Three fish pâté is high on our list dishes, snacks dips and spreads, especially for summer period but not only.
It has been really hot lately and cooking isn’t really something that I fancy doing much when hot weather is around. Well of course I still do but I do prepare a lot of dishes like this. Not only that we still stay healthy but diminishes significantly the actual cooking making it ideal really for summer time.
For this reason lately we’ve been enjoying quite a few cold dishes like this three fish pâté or this superb yoghurt dip type of dish served also with plenty of crudities and plenty of refreshing salads. Summer generally comes with plenty of exciting dishes. If not much cooking is involved, doesn’t mean food has to be boring. Not at all……… Bring it on!!
A good old homemade salmon pâté with crudities or some flat bread it’s by far a family’s favourite.
Personally, (shhh!) I have a weakness for any kind of pâtés, duck, chicken or sometimes a lovely fois gras, but instead of buying I do make my own. For no other reasons other than homemade is best, it is far healthier but also super easy and quick to prepare. No fuss at all. I will come back with my chicken liver pâté recipe very soon.
Why salmon pate…?
Well, because, if you ask me it is probably the best option for a pâté due to its omega 3 fatty acids found in all oily fish, oils that are essential for a super healthy heart and us in general.

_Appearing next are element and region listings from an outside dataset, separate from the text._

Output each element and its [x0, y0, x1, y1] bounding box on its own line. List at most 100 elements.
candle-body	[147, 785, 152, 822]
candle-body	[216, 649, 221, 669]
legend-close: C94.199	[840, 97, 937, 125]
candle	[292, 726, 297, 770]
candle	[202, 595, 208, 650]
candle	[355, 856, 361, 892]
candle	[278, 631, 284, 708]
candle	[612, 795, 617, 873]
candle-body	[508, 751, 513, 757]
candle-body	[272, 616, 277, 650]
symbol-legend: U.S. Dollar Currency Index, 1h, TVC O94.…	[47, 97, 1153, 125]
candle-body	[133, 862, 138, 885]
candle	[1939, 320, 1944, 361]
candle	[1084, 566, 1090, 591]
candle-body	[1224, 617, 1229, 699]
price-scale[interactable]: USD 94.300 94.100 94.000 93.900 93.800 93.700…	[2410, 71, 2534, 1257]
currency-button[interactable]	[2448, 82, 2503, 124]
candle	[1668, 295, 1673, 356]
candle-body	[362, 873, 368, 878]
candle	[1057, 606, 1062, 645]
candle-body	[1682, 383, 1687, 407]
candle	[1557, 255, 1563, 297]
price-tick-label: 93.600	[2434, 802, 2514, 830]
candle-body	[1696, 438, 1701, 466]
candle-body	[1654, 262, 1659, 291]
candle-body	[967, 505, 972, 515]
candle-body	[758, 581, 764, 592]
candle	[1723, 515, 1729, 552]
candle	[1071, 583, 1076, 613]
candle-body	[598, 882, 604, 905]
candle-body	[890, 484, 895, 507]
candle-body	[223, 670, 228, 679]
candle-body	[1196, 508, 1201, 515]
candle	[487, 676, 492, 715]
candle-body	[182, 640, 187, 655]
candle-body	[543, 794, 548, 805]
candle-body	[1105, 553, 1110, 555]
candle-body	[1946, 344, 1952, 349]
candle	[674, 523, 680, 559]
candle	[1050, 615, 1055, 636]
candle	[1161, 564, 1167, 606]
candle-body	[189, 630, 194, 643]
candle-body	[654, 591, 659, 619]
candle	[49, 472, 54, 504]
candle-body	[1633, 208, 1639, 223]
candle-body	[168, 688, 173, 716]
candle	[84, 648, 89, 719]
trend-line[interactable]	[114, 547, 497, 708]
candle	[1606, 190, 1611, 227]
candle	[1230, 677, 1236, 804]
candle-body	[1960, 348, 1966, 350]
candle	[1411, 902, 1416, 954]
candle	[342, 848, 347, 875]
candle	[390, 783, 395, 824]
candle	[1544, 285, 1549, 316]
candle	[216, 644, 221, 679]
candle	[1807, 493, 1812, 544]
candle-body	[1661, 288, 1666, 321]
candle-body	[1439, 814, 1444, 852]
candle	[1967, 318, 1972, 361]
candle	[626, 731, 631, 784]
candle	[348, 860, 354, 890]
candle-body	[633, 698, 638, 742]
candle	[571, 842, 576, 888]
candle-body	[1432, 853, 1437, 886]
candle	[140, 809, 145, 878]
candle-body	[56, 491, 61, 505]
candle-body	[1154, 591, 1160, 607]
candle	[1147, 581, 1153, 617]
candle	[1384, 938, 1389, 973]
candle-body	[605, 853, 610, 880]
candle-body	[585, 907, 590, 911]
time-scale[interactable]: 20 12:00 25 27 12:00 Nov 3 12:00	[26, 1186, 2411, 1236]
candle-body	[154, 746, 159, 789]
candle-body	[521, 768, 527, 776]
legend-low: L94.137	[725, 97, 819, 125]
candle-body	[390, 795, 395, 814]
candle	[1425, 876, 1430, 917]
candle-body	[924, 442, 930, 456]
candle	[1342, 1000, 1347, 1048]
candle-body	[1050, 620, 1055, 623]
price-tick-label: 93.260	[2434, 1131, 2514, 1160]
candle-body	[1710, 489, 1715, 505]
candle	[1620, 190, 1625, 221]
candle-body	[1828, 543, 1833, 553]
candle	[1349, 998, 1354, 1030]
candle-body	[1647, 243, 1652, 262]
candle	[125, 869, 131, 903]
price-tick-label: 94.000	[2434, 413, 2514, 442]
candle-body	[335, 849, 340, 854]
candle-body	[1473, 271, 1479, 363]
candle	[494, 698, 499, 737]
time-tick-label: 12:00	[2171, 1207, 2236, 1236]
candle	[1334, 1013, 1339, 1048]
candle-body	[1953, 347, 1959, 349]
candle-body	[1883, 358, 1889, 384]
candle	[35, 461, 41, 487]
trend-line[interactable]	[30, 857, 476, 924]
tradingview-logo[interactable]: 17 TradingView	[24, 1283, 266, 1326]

I have been making my own pâtés now for a long time and truthfully, this fulfills beautifully my cravings for a nice pâté whenever I fancy one and this recipe is such a healthy alternative to the classic ‘salmon pâté ’ that you can buy from the supermarkets. It is equally tasty if not even tastier, definitely healthier and what I like a lot too is the fact that you can adapt ingredients to your taste or whatever you have in hands.
It is always nice to know what is there that you are eating, right?
Lets get whizzing then, shall we?
Refreshing salmon pâté with crudities
- 250 g smoked salmon
- 1 tuna cans in brine
- 2 smoked mackerel fillet
- 2 tbsp mayonnaise
- 3 tbsp yoghurt Greek style
- 1 tbsp horseradish sauce
- 1/2 lemon - juice
- 1-2 clove(s) garlic crushed and chopped
- 1/2 tsp freshly ground pepper
- 1 pinch tarragon
- 50 g butter at room temperature optional
- 3 springs of fresh dill
- Place all ingredients in a food processor. Try and pick all fish bones or as much as possible from the mackerel fillet if you can but it is not a must.
- Give it all a good minute whizz and blend all until it forms a nice smooth paste.
- Take out into a serving bowl and enjoy.